No mês de outubro, quando o relatório da OCDE sobre o Brasil foi divulgado, o nosso Ministro da Fazenda falou o seguinte:
“O Brasil é um dos países com o maior superávit primário, economia para pagamento de juros da dívida pública. Mesmo em momento de crise, mantivemos um desempenho fiscal satisfatório”.
Na mesma linha, o Secretário de Política Econômica, Márcio Holland, falou em outubro que:
“O FMI carrega muito nessa discussão fiscal desnecessariamente. O principal problema deve estar em outros países, que estão sofrendo com relação entre dívida e PIB de mais de 100% do PIB. O Brasil tem uma relação de dívida bruta em torno de 59% ….”
Há que se ter cuidado com essas declarações por dois motivos.
Primeiro,
se tivéssemos com um superávit primário (sem truques) por volta de 2,5% do PIB e com a economia crescendo por volta de 3,5% ao ano, poderíamos ficar relativamente tranquilos. Esse não é o nosso caso. O Brasil está com um superávit primário por volta de 1,5% do PIB , com uma economia crescendo próximo a 2% ao ano.
Dada a nossa elevada conta de juros do setor público de 5% do PIB e o baixo crescimento, o nosso superávit primário não é mais suficientemente elevado para sinalizar uma queda consistente da dívida pública.

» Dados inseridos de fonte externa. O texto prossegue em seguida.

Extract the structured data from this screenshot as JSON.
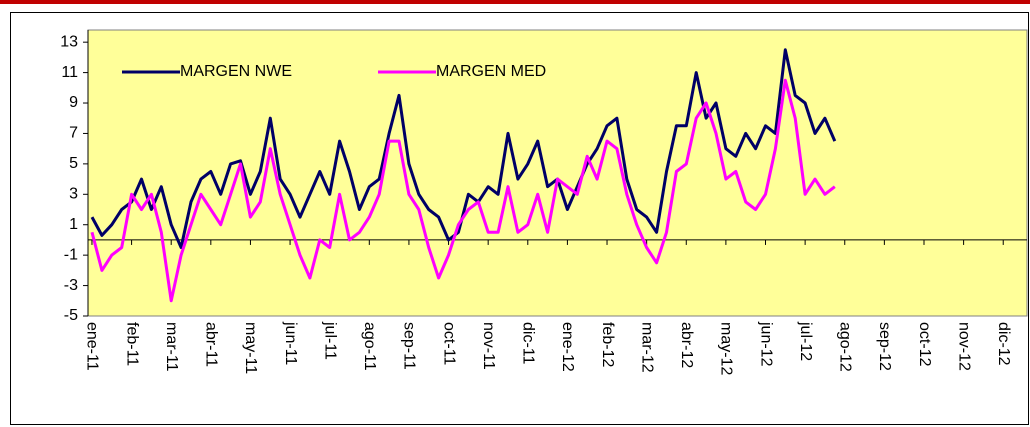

Vale lembrar que se hoje a diferença entre a divida liquida e bruta do setor público fosse a mesma de 2007, a nosso divida bruta deveria estar próxima a 47% do PIB e não perto de 60% do PIB. Aumentamos fortemente a divida bruta por decisão de política econômica.
Segundo,
o mercado não nos olha como Alemanha,
EUA,
Espanha,
França
ou Reino Unido (Tabela 1).
Esses países têm dívida bruta superior a 80% do PIB, mas uma conta de juros do setor público entre 2,2% e 2,5% do PIB (dados de 2012). Se eles crescerem 2% ao ano, uma taxa razoável dado que se trata de países desenvolvidos, o esforço fiscal que eles têm que fazer será muito inferior ao do Brasil que gasta mais do que o dobro com juros.
Tabela 1 – Dívida Bruta e Conta de Juros do Setor Público (% do PIB) – 2012
Fonte: FMI
O mercado não nos olha nem mesmo como Portugal,
Itália,
Irlanda
e Grécia;
que têm uma conta de juros mais próxima a nossa para um nível de endividamento que é quase o dobro (Tabela 2).
O mercado nos olha como a Índia, que tinha em 2012 uma divida bruta de 66,7% do PIB, ante 68% do PIB para o Brasil pelo critério do FMI, e uma conta de juros de 4,4% do PIB ante 4,9% do PIB para o Brasil, em 2012.
Tabela 2 – Dívida Bruta e Conta de Juros do Setor Público (% do PIB) – 2012
Fonte: FMI
Em resumo, para o nosso nível de renda, o Brasil tem uma dívida elevada (68% do PIB em 2012 pelo critério do FMI) e pagamos uma conta de juros alta (5% do PIB). Temos um histórico de calotes (se lembram do Plano Color), inflação elevada e não estamos ainda na categoria de países que se dão ao luxo de ter uma divida alta (acima de 80% do PIB) e uma conta de juros baixa inferior a 2,5% do PIB.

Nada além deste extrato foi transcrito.